The country is on the verge of recession and the Monti-led government has not yet announced the phase-two of its so-called 'Save Italy' plan. The plan should also include a radical reform of the labor market that will inevitably trigger discontent among business sectors and even more controversy in the political arena.
The national energy authority has announced that electricity and gas costs will rise respectively by 4.9% and 2.7%. As a consequence of these power bill hikes, the average Italian family will spend 54 more Euros on its energy bills in 2012. Furthermore, since Monday, fuel costs have skyrocketed to about 1.80 euro per liter, the highest price ever recorded.
Consumers' associations lament that soaring petrol prices will cost an average 202 Euros extra per person this year. They have described the current pricing as "dramatically high" and are calling for strikes in the coming days.
Reforms should be quickly implemented, according to economists but radical changes in Italy are never easy.Trade Unions and the government are at loggerheads over the labor market and pensions reforms.

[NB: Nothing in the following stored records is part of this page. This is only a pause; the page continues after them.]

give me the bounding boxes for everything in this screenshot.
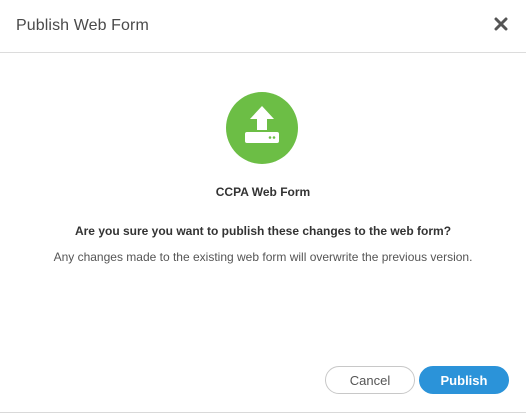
publish-button[interactable]: Publish [419,366,509,394]
upload-icon [226,92,298,164]
confirm-question: Are you sure you want to publish these c… [74,224,452,238]
dialog-header: Publish Web Form [0,0,526,53]
close-icon[interactable] [494,17,508,31]
form-name: CCPA Web Form [215,185,311,199]
dialog-title: Publish Web Form [16,17,149,34]
publish-web-form-dialog: Publish Web Form CCPA Web Form Are you s… [0,0,526,413]
cancel-button[interactable]: Cancel [325,366,415,394]
overwrite-note: Any changes made to the existing web for… [53,250,473,264]
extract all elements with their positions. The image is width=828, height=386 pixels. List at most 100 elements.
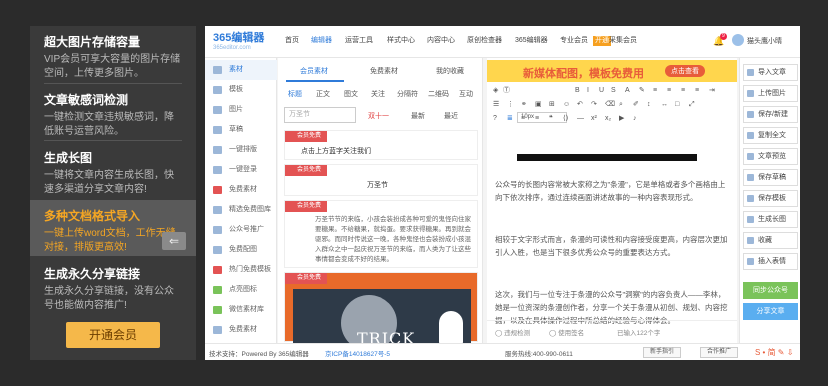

Union leaders are worried that law changes would make it easier for companies to dismiss worker.
They have warned that social tensions risk bubbling in the next few months if the government does not take Unions' concerns on board.
As for Monti, he needs to act quickly to steer the country out of the crisis.
Italians are demanding more courageous measures to cut public spending and to revive growth. If their demands were not heard by the politicians they elected will this government of appointed technocrats be responsive to the people's calls?